Multi-Object 3D Grounding with Dynamic Modules and Language-Informed Spatial Attention
Haomeng Zhang, Chiao-An Yang, Raymond A. Yeh
TL;DR
This work tackles multi-object 3D grounding from point clouds by introducing D-LISA, a two-stage framework that combines dynamic box proposals, a scene-aware dynamic multi-view renderer for 2D features, and a language-informed spatial attention mechanism (LISA) to reason about spatial relations. The dynamic vision module selects a variable number of proposals via a learned probability ${\alpha}_m$, while the renderer learns scene-conditioned camera poses to improve auxiliary features; LISA then fuses visual and language cues with a distance-based spatial matrix to produce per-box grounding scores. Training optimizes a composite loss over detection, grounding, contrastive, and dynamic-proposal terms, and final predictions are obtained by thresholding $p_n$ for each proposal. Empirically, D-LISA achieves a $12.8\%$ absolute improvement over the prior state-of-the-art on Multi3DRefer, while also delivering strong single-object grounding results on ScanRefer and Nr3D, demonstrating effectiveness for both multi-object grounding and practical robotics applications with modest computational overhead.
Abstract
Multi-object 3D Grounding involves locating 3D boxes based on a given query phrase from a point cloud.
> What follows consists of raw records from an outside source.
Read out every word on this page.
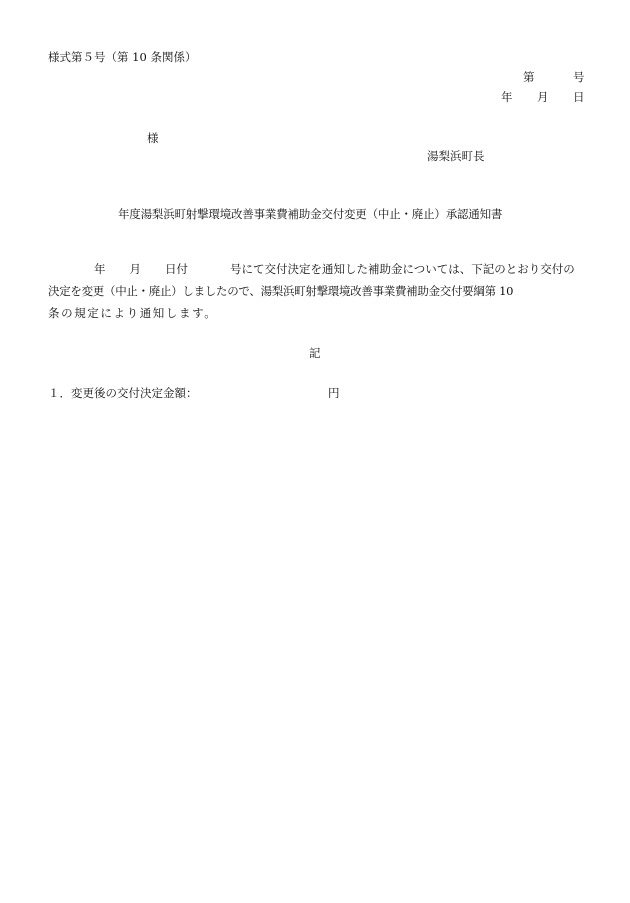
様式第５号（第 10 条関係）
第	号
年 月 日
様
湯梨浜町長
年度湯梨浜町射撃環境改善事業費補助金交付変更（中止・廃止）承認通知書
年 月 日付	号にて交付決定を通知した補助金については、下記のとおり交付の
決定を変更（中止・廃止）しましたので、湯梨浜町射撃環境改善事業費補助金交付要綱第 10
条の規定により通知します。
記
１．変更後の交付決定金額：	円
It is a challenging and significant task with numerous applications in visual understanding, human-computer interaction, and robotics. To tackle this challenge, we introduce D-LISA, a two-stage approach incorporating three innovations. First, a dynamic vision module that enables a variable and learnable number of box proposals. Second, a dynamic camera positioning that extracts features for each proposal. Third, a language-informed spatial attention module that better reasons over the proposals to output the final prediction. Empirically, experiments show that our method outperforms the state-of-the-art methods on multi-object 3D grounding by 12.8% (absolute) and is competitive in single-object 3D grounding.